= Lalatapa =

Hill in Jabrayil District, Azerbaijan

Lalatapa (Lələtəpə, ) is a 271.1 m high hill in the Jabrayil Rayon of Azerbaijan, 2.9 km north-west of Çocuq Mərcanlı.

In 2019, an archaeological expedition led by Khagani Almammadov of the National Academy of Sciences of Azerbaijan announced the discovery of a Neolithic settlement near Lalatapa. The settlement reportedly dates back to the first half of the sixth millennium BC and covers a total area of 0.9 hectares. Subsequent archaeological excavations in 2020 revealed a conical ziggurat and the remains of three structures: one round, one oval and one rectangular, with a small fragment of a fence. The multi-tiered round structure, with a diameter of 3.3 m and a height of 1.5–2 m, is said to have served as a living area. In it were discovered two jugs, tools made of stone and bone and remnants of a hearth. A child's skeleton was discovered under the third tier. Additionally, a nearby burial site yielded 14 graves containing not only skeletons but also necklaces made of glass, stone and malachite, along with bone jewelry and a knob.

Having a strategic military importance, the hill was one of the battle sites during the First Nagorno-Karabakh War on February 11–12, 1994, following which it was seized by Armenian troops. Lalatapa was retaken by Azerbaijani forces during the 2016 Nagorno-Karabakh conflict, which was independently confirmed by an AFP journalist.

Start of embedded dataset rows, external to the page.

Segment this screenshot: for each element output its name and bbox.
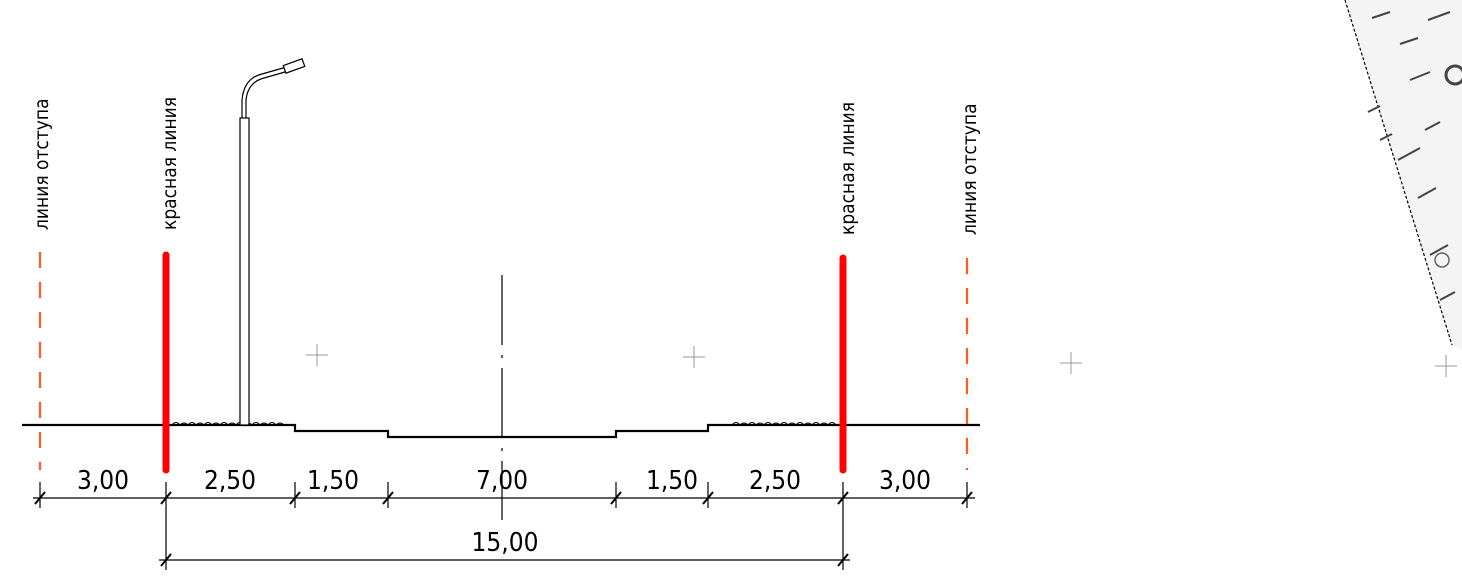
label-red-line-left: красная линия <box>159 97 181 230</box>
dim-seg1: 3,00 <box>77 466 129 496</box>
dim-seg4: 7,00 <box>476 466 528 496</box>
dim-seg5: 1,50 <box>646 466 698 496</box>
street-lamp-icon <box>239 58 306 426</box>
label-setback-right: линия отступа <box>959 103 981 235</box>
dim-seg3: 1,50 <box>307 466 359 496</box>
dim-total: 15,00 <box>472 528 539 558</box>
dimension-chain <box>33 482 975 570</box>
snap-markers <box>306 344 1457 377</box>
map-fragment <box>1344 0 1462 350</box>
dim-seg6: 2,50 <box>749 466 801 496</box>
label-red-line-right: красная линия <box>837 102 859 235</box>
dim-seg2: 2,50 <box>204 466 256 496</box>
grass-strip-left <box>171 422 285 426</box>
dim-seg7: 3,00 <box>879 466 931 496</box>
grass-strip-right <box>731 422 837 426</box>
label-setback-left: линия отступа <box>31 98 53 230</box>
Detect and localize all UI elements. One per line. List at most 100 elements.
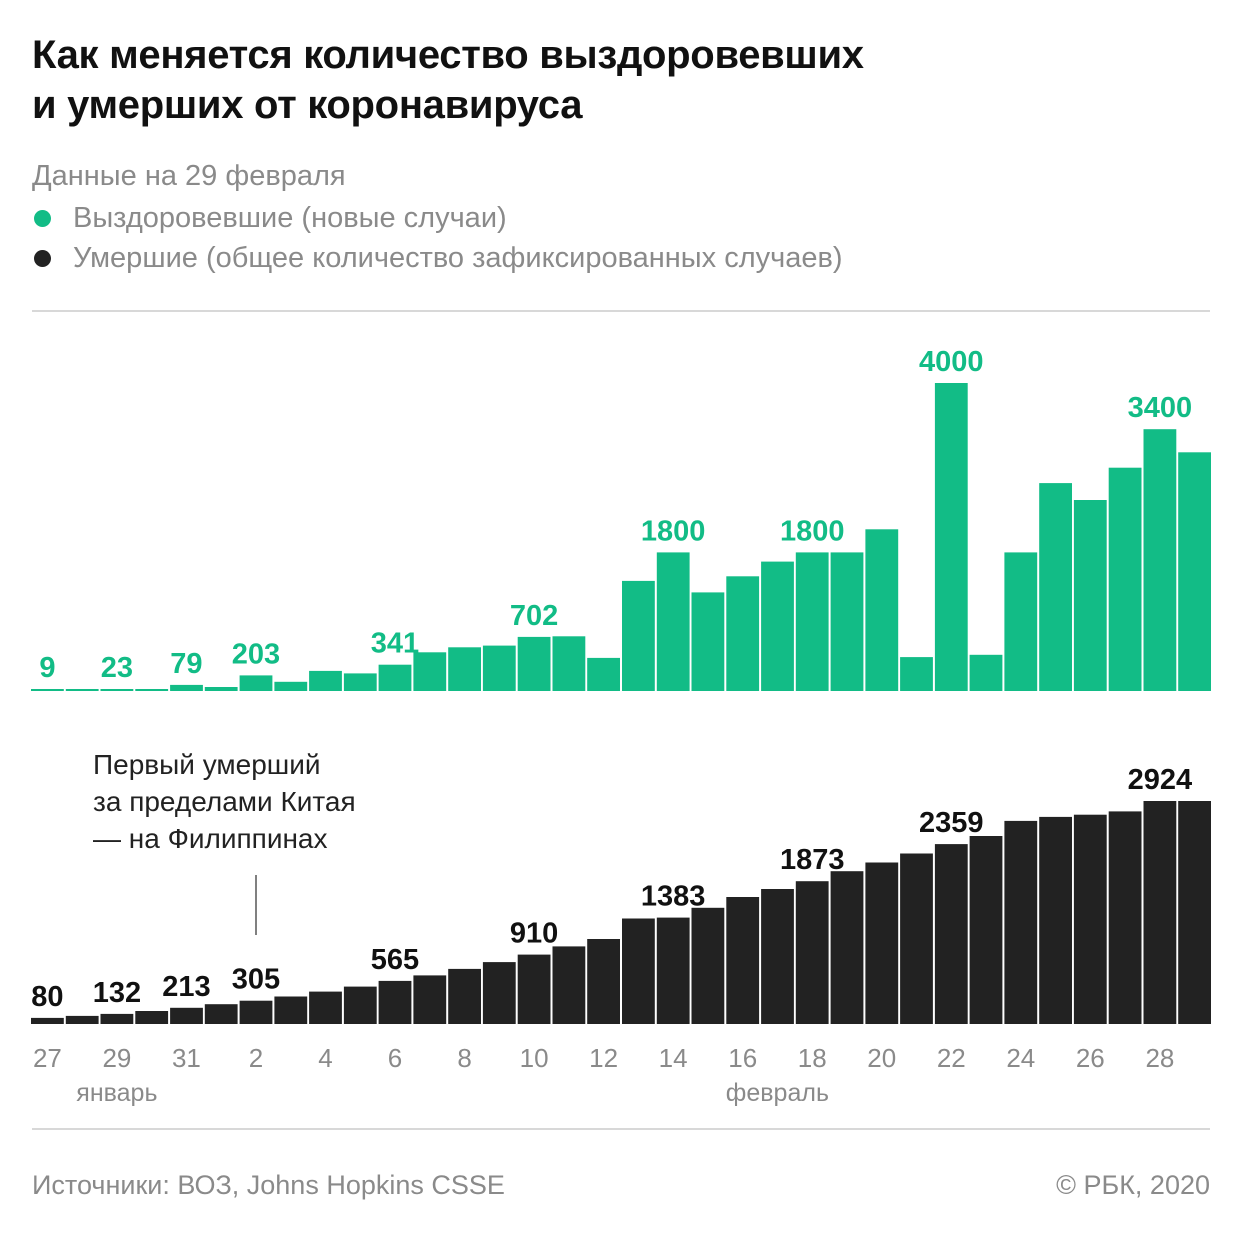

After the 2020 Nagorno-Karabakh war, in April 2021, the hill again entered public discourse in Armenia when opponents of the Prime Minister of Armenia Nikol Pashinyan accused him of ordering a failed operation to capture Lalatapa in early October 2020, resulting in severe casualties for the Armenian side and the collapse of the Armenian defense on the southeastern part of the front. Pashinyan rejected this accusation, saying that the operation was proposed and planned by generals and that he merely moderated the discussion between them. Lieutenant General Samvel Babayan, who was Secretary of the Security Council of Artsakh during the 2020 war, stated in an interview in April 2021 that he proposed the failed operation, but that it occurred some 10 kilometers away from Lalatapa and resulted in only 2 casualties for the Armenian side.